Polski operator rurociągu powiedział w czwartek, że pracuje nad naprawą szkód, które spowodowały wyciek na początku tego tygodnia w głównym rurociągu transportującym ropę z Rosji do Niemiec.
Operator PERN dodał, że chce jak najszybciej wznowić przepompowywanie ropy rurociągiem.
PERN wykrył wyciek z rurociągu Przyjaźń we wtorek wieczorem, 70 kilometrów (45 mil) od Pleuk, w centrum kraju.
Rurociąg Drogba, co po rosyjsku oznacza „przyjaźń”, jest jednym z najdłuższych rurociągów na świecie. Po opuszczeniu terytorium Rosji dostarcza ropę naftową do kilku krajów, w tym na Białoruś, Ukrainę, Polskę, Węgry, Austrię i Niemcy.
W oświadczeniu wydanym pod koniec środy polski operator powiedział, że „nie ma żadnych oznak zaangażowania osób trzecich” w związku z wyciekiem rurociągu.
PERN stwierdził, że „na podstawie pierwszych ustaleń i sposobu, w jaki rurociąg został zniszczony, wydaje się w tej chwili, że nic nie wskazuje na udział osób trzecich”. Trwają jednak bardziej szczegółowe analizy mające na celu ustalenie przyczyny awarii i naprawę rurociągu, tak aby możliwe było jak najszybsze wznowienie tłoczenia ropy.

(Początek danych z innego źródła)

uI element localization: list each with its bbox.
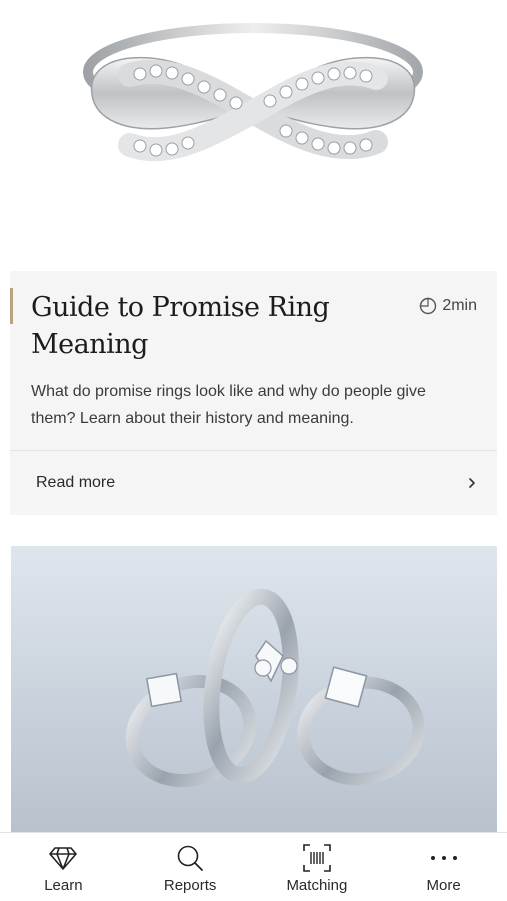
article-description: What do promise rings look like and why … <box>31 383 426 427</box>
engagement-rings-image <box>11 546 497 832</box>
tab-reports-label: Reports <box>163 877 217 894</box>
diamond-icon <box>49 847 78 870</box>
read-more-label: Read more <box>36 474 116 491</box>
tab-learn-label: Learn <box>44 877 83 894</box>
article-card[interactable]: Guide to Promise Ring Meaning 2min What … <box>10 271 497 515</box>
tab-matching[interactable]: Matching <box>254 833 381 901</box>
search-icon <box>177 845 204 871</box>
card-accent-bar <box>10 288 13 324</box>
promise-ring-image <box>0 0 507 260</box>
bottom-tab-bar: Learn Reports Matching More <box>0 832 507 901</box>
clock-icon <box>420 297 437 315</box>
tab-more-label: More <box>426 877 461 894</box>
tab-reports[interactable]: Reports <box>127 833 254 901</box>
read-time: 2min <box>419 297 477 315</box>
chevron-right-icon <box>469 478 475 488</box>
tab-learn[interactable]: Learn <box>0 833 127 901</box>
article-title: Guide to Promise Ring Meaning <box>31 292 330 360</box>
read-more-button[interactable]: Read more <box>10 451 497 515</box>
tab-more[interactable]: More <box>380 833 507 901</box>
more-dots-icon <box>430 856 457 860</box>
tab-matching-label: Matching <box>286 877 348 894</box>
barcode-scan-icon <box>303 844 331 872</box>
read-time-label: 2min <box>442 297 477 314</box>
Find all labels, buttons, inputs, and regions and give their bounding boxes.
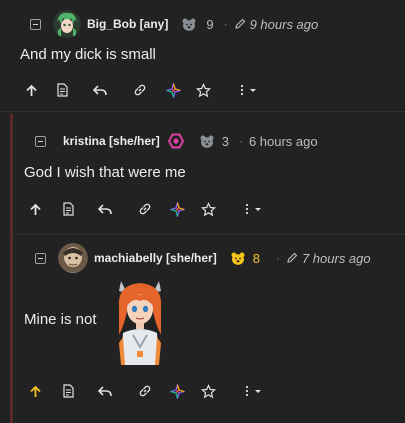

Do incydentu doszło w następstwie wycieków, które pojawiły się pod koniec zeszłego miesiąca w gazociągach Nord Stream 1 i 2, biegnących po dnie Morza Bałtyckiego, w czasie, gdy Europa stara się zmniejszyć swoją zależność od rosyjskich węglowodorów po Rosyjska inwazja na Ukrainę.
Dania i Szwecja potwierdzają, że te gazociągi zostały zaatakowane dużymi ilościami materiałów wybuchowych.
„Niezależny przedsiębiorca. Komunikator. Gracz. Odkrywca. Praktyk popkultury.”